Premilla Nadasen, author of Household Workers Unite: The Untold Story of African American Women Who Built a Movement
"Lisa Levenstein’s poignant history of the change-makers in 1990s feminism shows how movements are made and sustained. They Didn’t See Us Coming is an important and compelling new account that brings this vital activism to life—and encourages us to learn from the work of these women."
Daisy Hernandez, coeditor of Colonize This! Young Women of Color on Today's Feminism
“Lisa Levenstein has written a moving and exciting new history that captures the global roots of today’s feminism. This remarkable book lifts up the stories of women who blazed their own trail, and together changed the world.”

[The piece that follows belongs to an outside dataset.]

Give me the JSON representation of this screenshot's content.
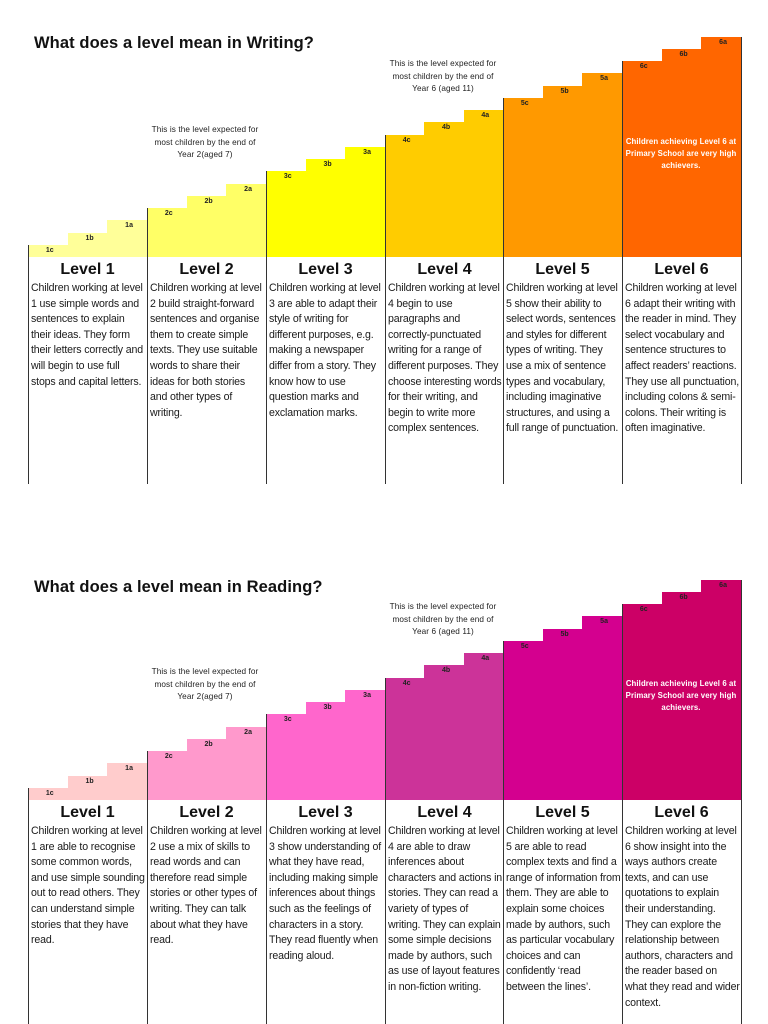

Loretta Ross, coeditor of Radical Reproductive Justice: Foundation, Theory, Practice, Critique
"Lisa Levenstein offers a refreshing and groundbreaking account of the feminist movements of the 1990s. She foregrounds the global arena and women of color to underscore how intersectional analyses of inequality fundamentally shaped women's movements, ideas, and strategies. This book introduces us to compelling people searching for ways to make a more just society."
Judy Wu, author of Radicals on the Road
"A sweeping and beautifully written account of a feminist movement that too many of us assumed had faded away. Lisa Levenstein reveals how a multiracial and global coalition of women kept feminism vibrant and alive, and shows that it was these women who made it possible for us to imagine a more just and equitable future today."